Autoroute A13 : Projet de demi-échangeur de La Haie Tondue à Drubec (14) – Contribution à l’enquête publique unique

Mercredi 20 décembre 2023

Autoroute A13 : Projet de demi-échangeur de La Haie Tondue à Drubec (14) – Contribution à l’enquête publique unique

Introduction

Ce projet de demi-échangeur de la haie Tondue est représentatif d’une vision désuète de la mobilité et du développement économique, porté par une croissance du réseau autoroutier qui semble sans fin, quoi qu’il en coûte sur le plan écologique et social.

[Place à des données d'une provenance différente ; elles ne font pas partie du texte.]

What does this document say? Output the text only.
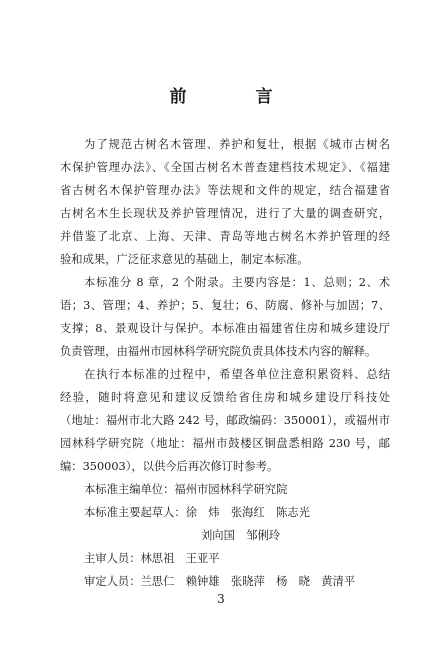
前　言
为了规范古树名木管理、养护和复壮，根据《城市古树名
木保护管理办法》、《全国古树名木普查建档技术规定》、《福建
省古树名木保护管理办法》等法规和文件的规定，结合福建省
古树名木生长现状及养护管理情况，进行了大量的调查研究，
并借鉴了北京、上海、天津、青岛等地古树名木养护管理的经
验和成果，广泛征求意见的基础上，制定本标准。
本标准分 8 章，2 个附录。主要内容是：1、总则；2、术
语；3、管理；4、养护；5、复壮；6、防腐、修补与加固；7、
支撑；8、景观设计与保护。本标准由福建省住房和城乡建设厅
负责管理，由福州市园林科学研究院负责具体技术内容的解释。
在执行本标准的过程中，希望各单位注意积累资料、总结
经验，随时将意见和建议反馈给省住房和城乡建设厅科技处
（地址：福州市北大路 242 号，邮政编码：350001），或福州市
园林科学研究院（地址：福州市鼓楼区铜盘悉相路 230 号，邮
编：350003），以供今后再次修订时参考。
本标准主编单位：福州市园林科学研究院
本标准主要起草人：徐　炜　张海红　陈志光
刘向国　邹俐玲
主审人员：林思祖　王亚平
审定人员：兰思仁　赖钟雄　张晓萍　杨　晓　黄清平
3
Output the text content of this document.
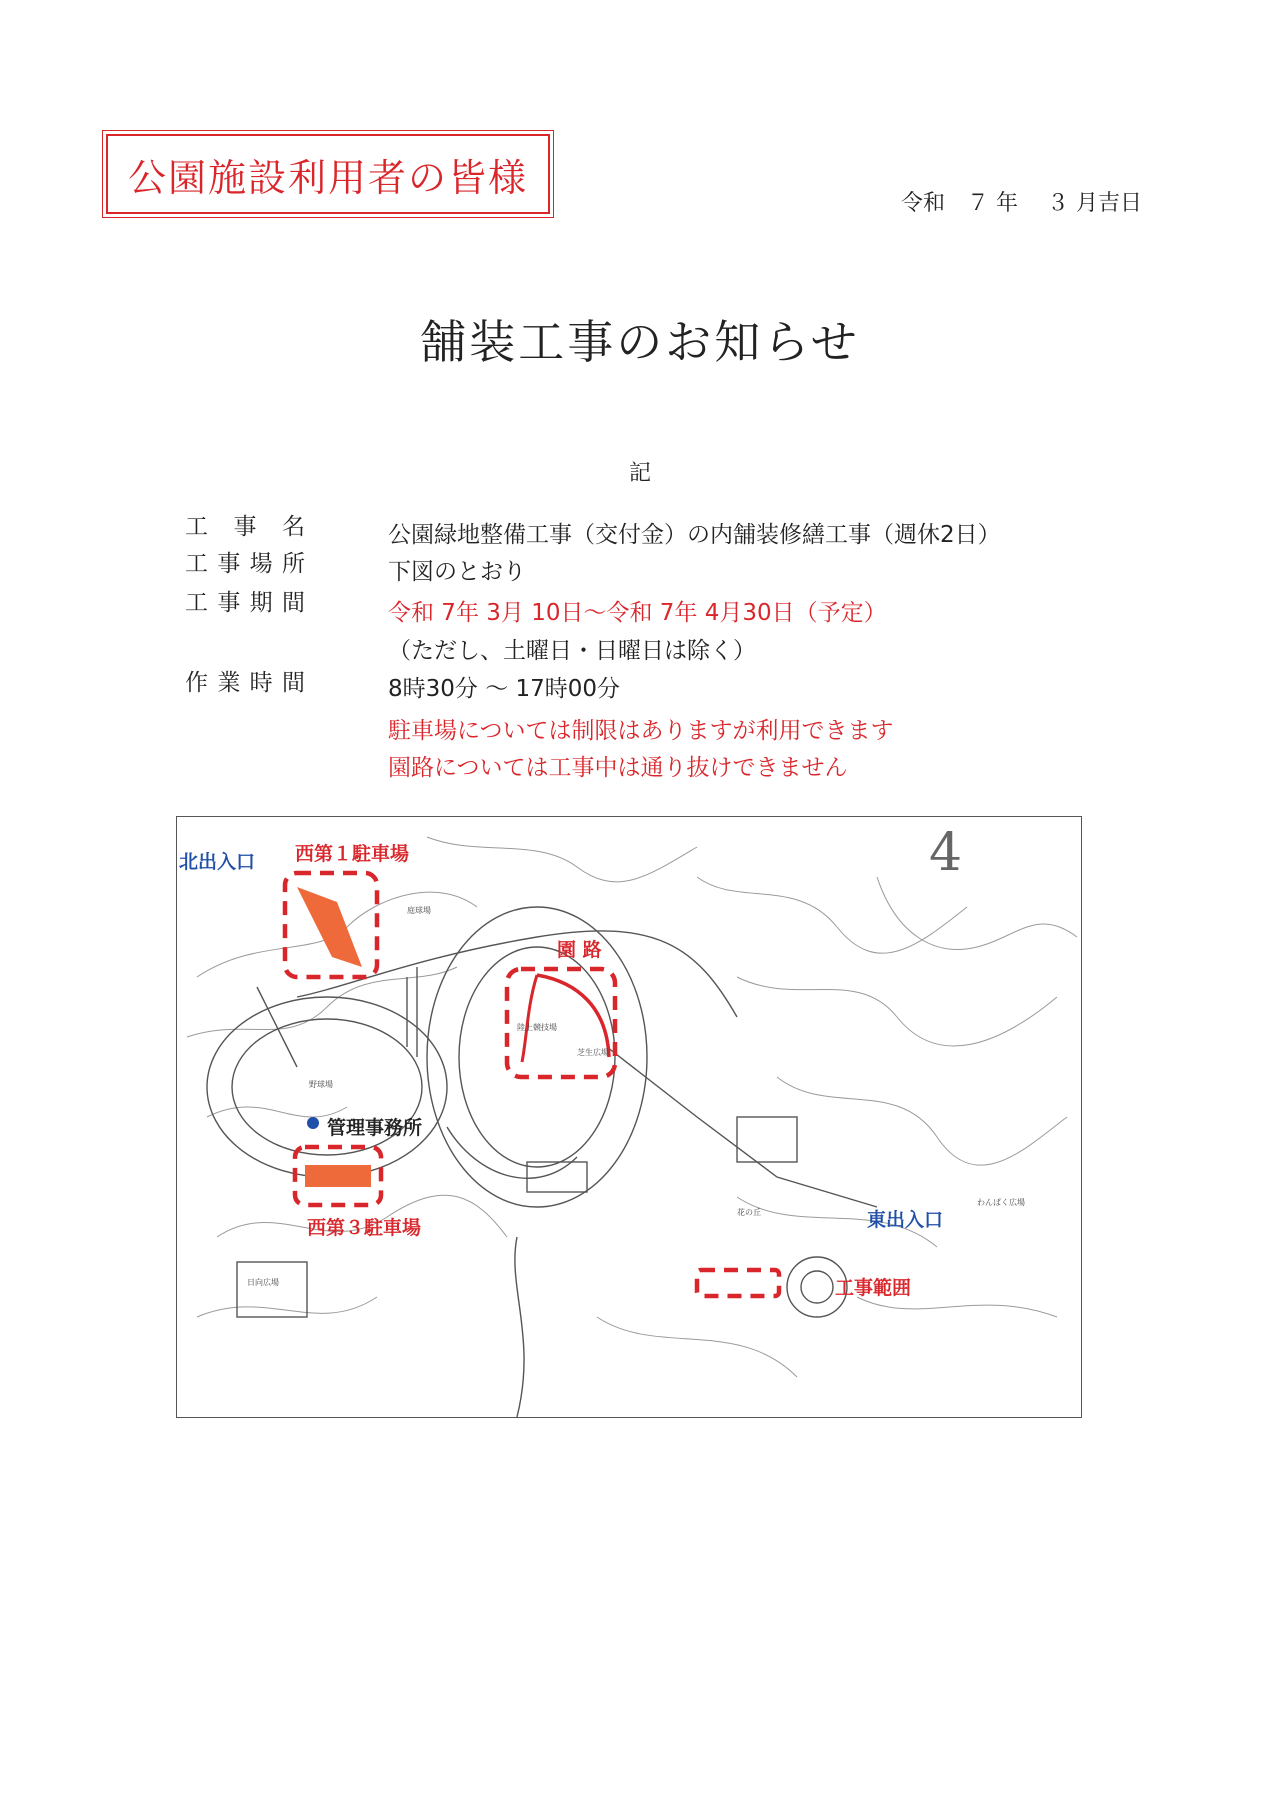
公園施設利用者の皆様
令和　７ 年　 ３ 月吉日
舗装工事のお知らせ
記
工事名	公園緑地整備工事（交付金）の内舗装修繕工事（週休2日）
工事場所	下図のとおり
工事期間	令和 7年 3月 10日～令和 7年 4月30日（予定）
（ただし、土曜日・日曜日は除く）
作業時間	8時30分 ～ 17時00分
駐車場については制限はありますが利用できます
園路については工事中は通り抜けできません
4
北出入口 西第１駐車場
園 路
管理事務所
西第３駐車場	東出入口
工事範囲
野球場
陸上競技場
芝生広場
庭球場
日向広場
わんぱく広場
花の丘
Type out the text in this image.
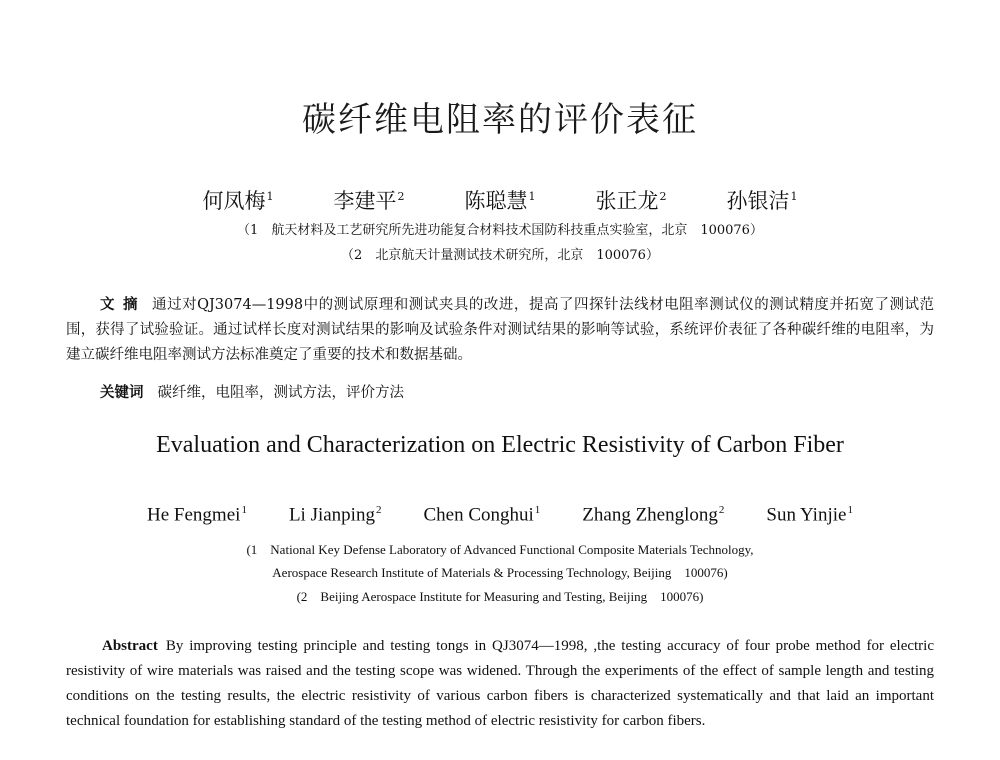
碳纤维电阻率的评价表征
何凤梅$^1$	李建平$^2$	陈聪慧$^1$	张正龙$^2$	孙银洁$^1$
（1　航天材料及工艺研究所先进功能复合材料技术国防科技重点实验室，北京　100076）
（2　北京航天计量测试技术研究所，北京　100076）
文摘 通过对QJ3074—1998中的测试原理和测试夹具的改进，提高了四探针法线材电阻率测试仪的测试精度并拓宽了测试范围，获得了试验验证。通过试样长度对测试结果的影响及试验条件对测试结果的影响等试验，系统评价表征了各种碳纤维的电阻率，为建立碳纤维电阻率测试方法标准奠定了重要的技术和数据基础。
关键词 碳纤维，电阻率，测试方法，评价方法
Evaluation and Characterization on Electric Resistivity of Carbon Fiber
He Fengmei$^1$ Li Jianping$^2$ Chen Conghui$^1$ Zhang Zhenglong$^2$ Sun Yinjie$^1$
(1　National Key Defense Laboratory of Advanced Functional Composite Materials Technology,
Aerospace Research Institute of Materials & Processing Technology, Beijing　100076)
(2　Beijing Aerospace Institute for Measuring and Testing, Beijing　100076)
Abstract By improving testing principle and testing tongs in QJ3074—1998, ,the testing accuracy of four probe method for electric resistivity of wire materials was raised and the testing scope was widened. Through the experiments of the effect of sample length and testing conditions on the testing results, the electric resistivity of various carbon fibers is characterized systematically and that laid an important technical foundation for establishing standard of the testing method of electric resistivity for carbon fibers.
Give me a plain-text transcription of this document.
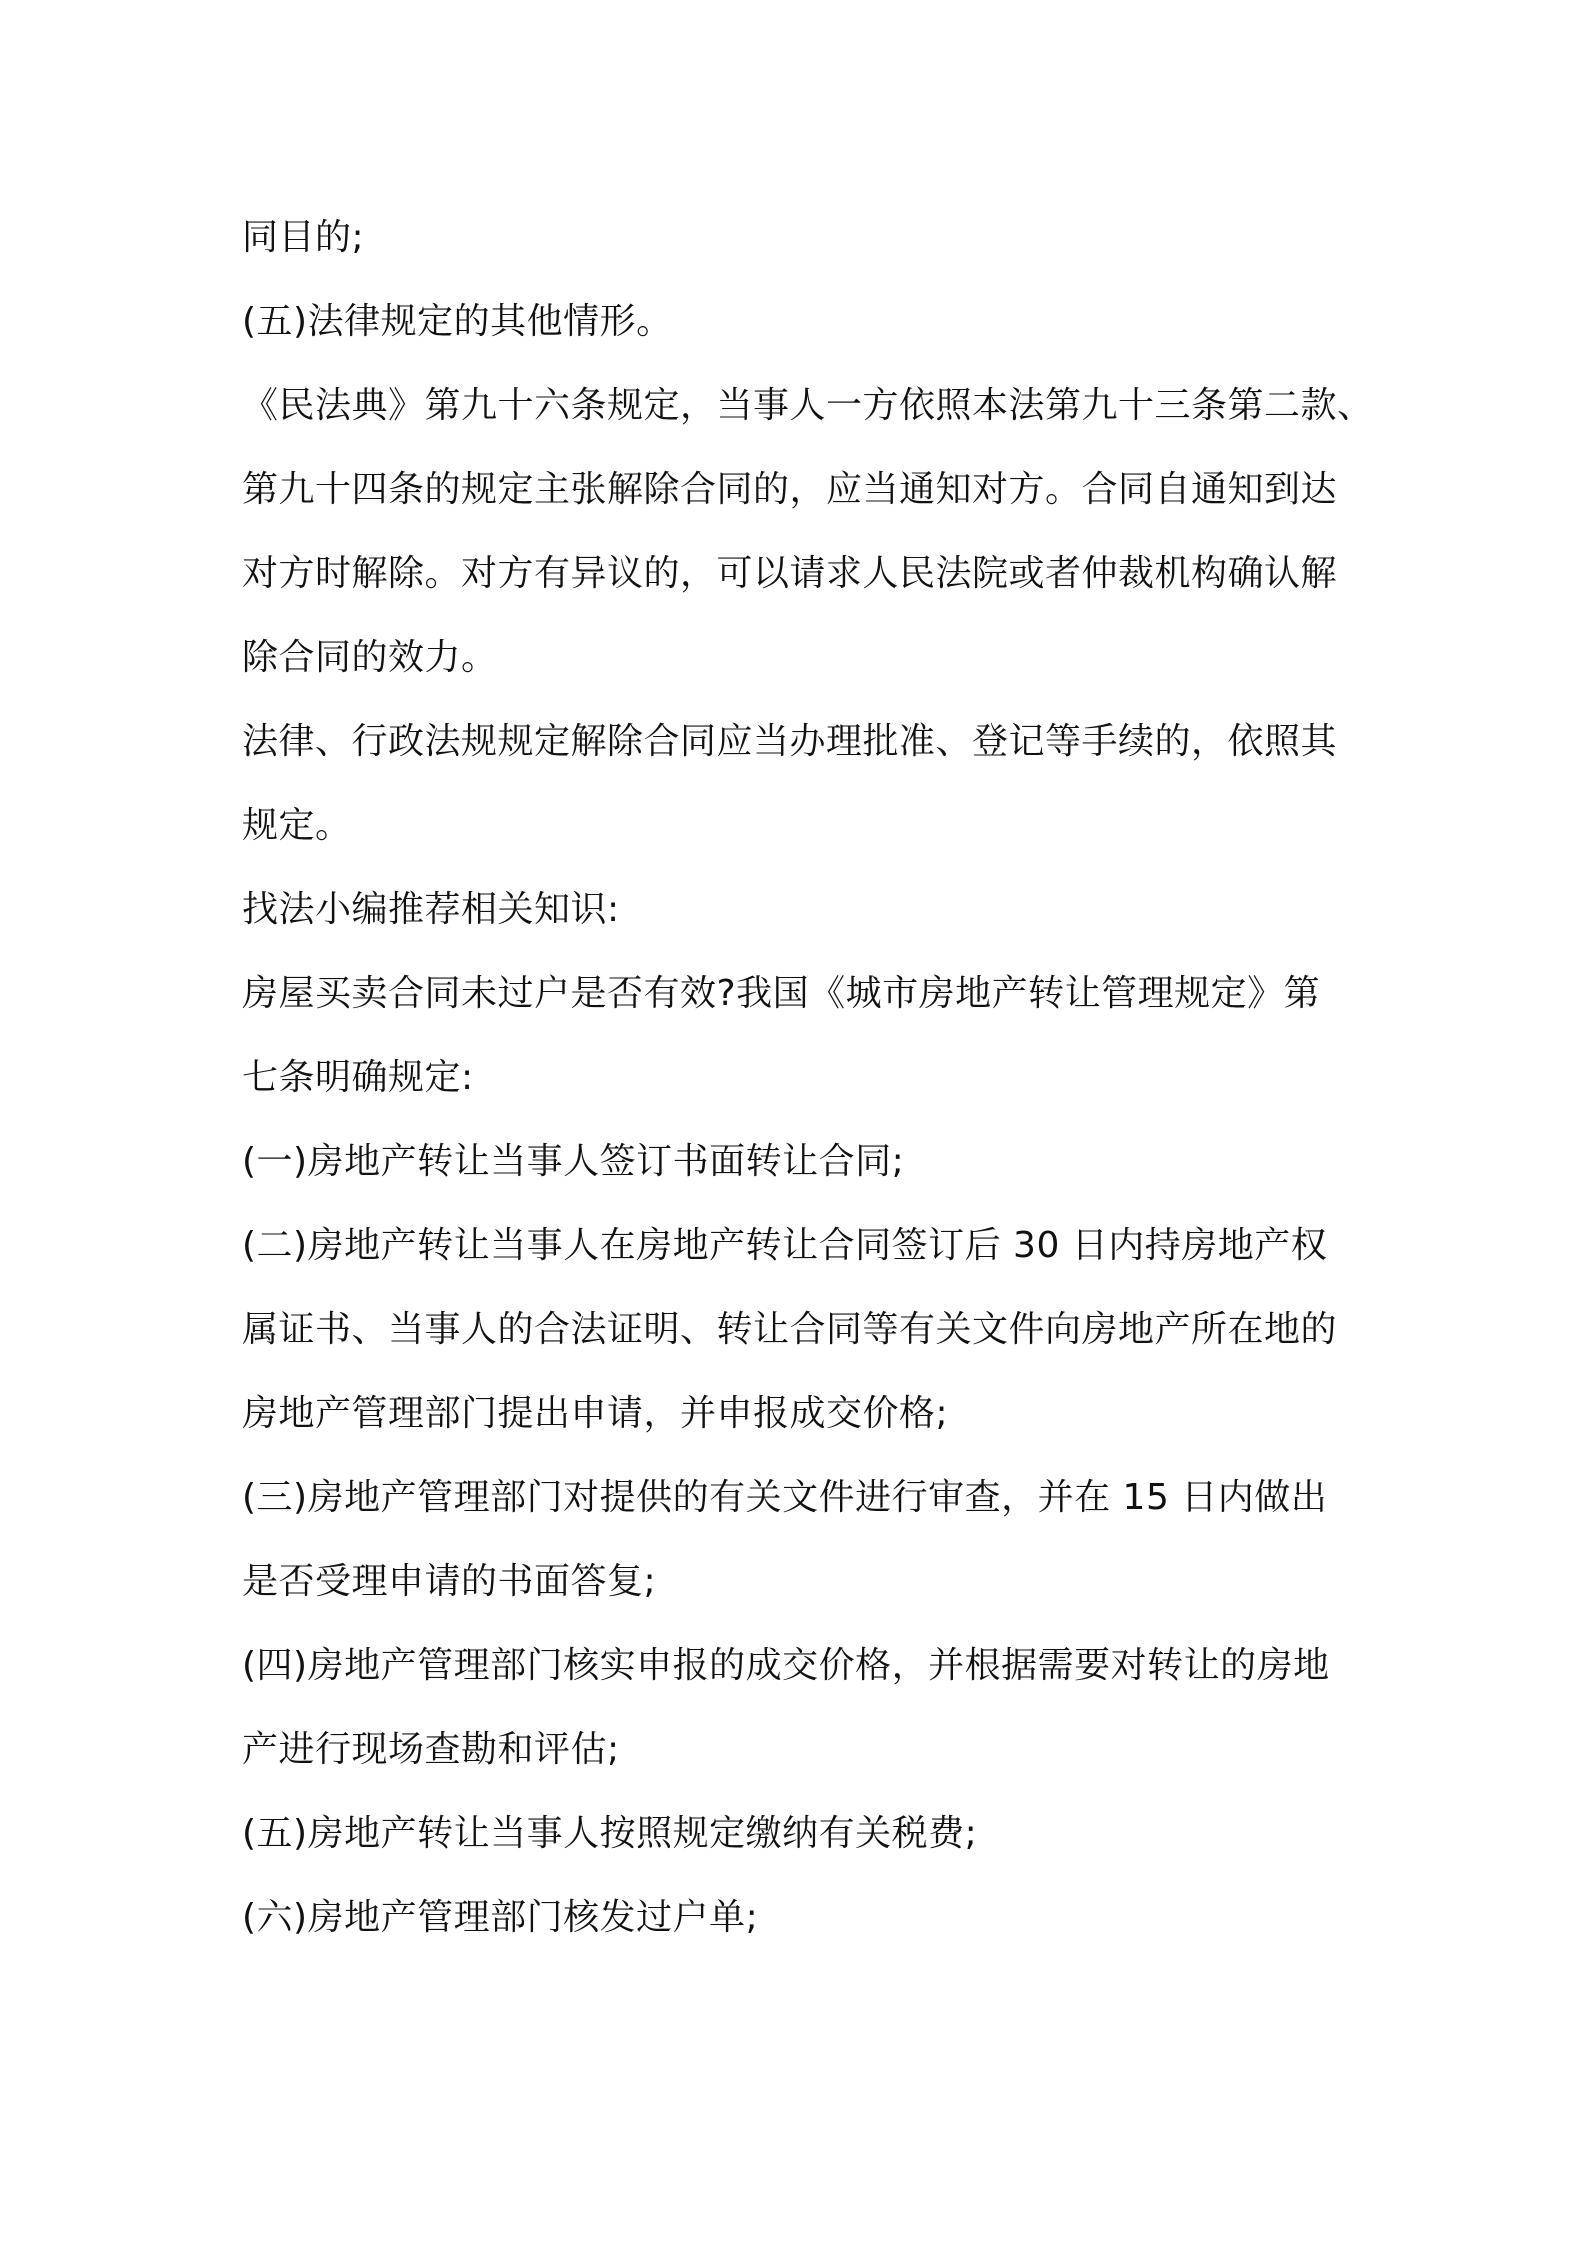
同目的;
(五)法律规定的其他情形。
《民法典》第九十六条规定，当事人一方依照本法第九十三条第二款、
第九十四条的规定主张解除合同的，应当通知对方。合同自通知到达
对方时解除。对方有异议的，可以请求人民法院或者仲裁机构确认解
除合同的效力。
法律、行政法规规定解除合同应当办理批准、登记等手续的，依照其
规定。
找法小编推荐相关知识:
房屋买卖合同未过户是否有效?我国《城市房地产转让管理规定》第
七条明确规定:
(一)房地产转让当事人签订书面转让合同;
(二)房地产转让当事人在房地产转让合同签订后 30 日内持房地产权
属证书、当事人的合法证明、转让合同等有关文件向房地产所在地的
房地产管理部门提出申请，并申报成交价格;
(三)房地产管理部门对提供的有关文件进行审查，并在 15 日内做出
是否受理申请的书面答复;
(四)房地产管理部门核实申报的成交价格，并根据需要对转让的房地
产进行现场查勘和评估;
(五)房地产转让当事人按照规定缴纳有关税费;
(六)房地产管理部门核发过户单;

Les arguments principalement mis en avant par le porteur de projet, la Société des autoroutes Paris-Normandie (SAPN), sont un hypothétique gain de temps pour des trajets depuis et vers Caen, dans l’objectif d’augmenter les flux domicile-travail et de soutenir le développement économique, la sécurité et la diminution des nuisances sur les routes secondaires. En plus de l’impact écologique évident du projet, aucun de ces arguments n’est recevable en l’état actuel des infrastructures et des dynamiques des territoires concernés.

  1. L’impact environnemental du projet

Les raisonnements purement économiques avancés par le porteur de projet et les collectivités financièrement engagées (le Conseil régional de Normandie et le Conseil départemental du Calvados), écartent toute considération écologique.

Ce projet nécessite une emprise de 2 hectares sur une zone humide ainsi que la destruction d’une haie. Des impacts qui n’ont pas été pris en compte dans le choix du scénario, comme le montrent les différentes variantes du projet et leur comparaison (Notice explicative, pages 10 à 16). Le projet retenu est en effet celui dont les nuisances environnementales sont les plus importantes en raison de l’emprise foncière sur les espaces naturels et agricoles, sans que la SAPN ne justifie précisément ce choix. Des conséquences irréversibles, pour lesquelles la compensation envisagée est “insuffisante au regard des critères du Sdage, et incertaine quant à son efficacité sur le plan des fonctionnalités écologiques” (Avis délibéré de l’Autorité environnementale, p. 3 et 20). La zone humide que la SAPN prétend « restaurer » serait isolée entre les voies, dans un îlot de chaleur et dépourvue de toute continuité écologique.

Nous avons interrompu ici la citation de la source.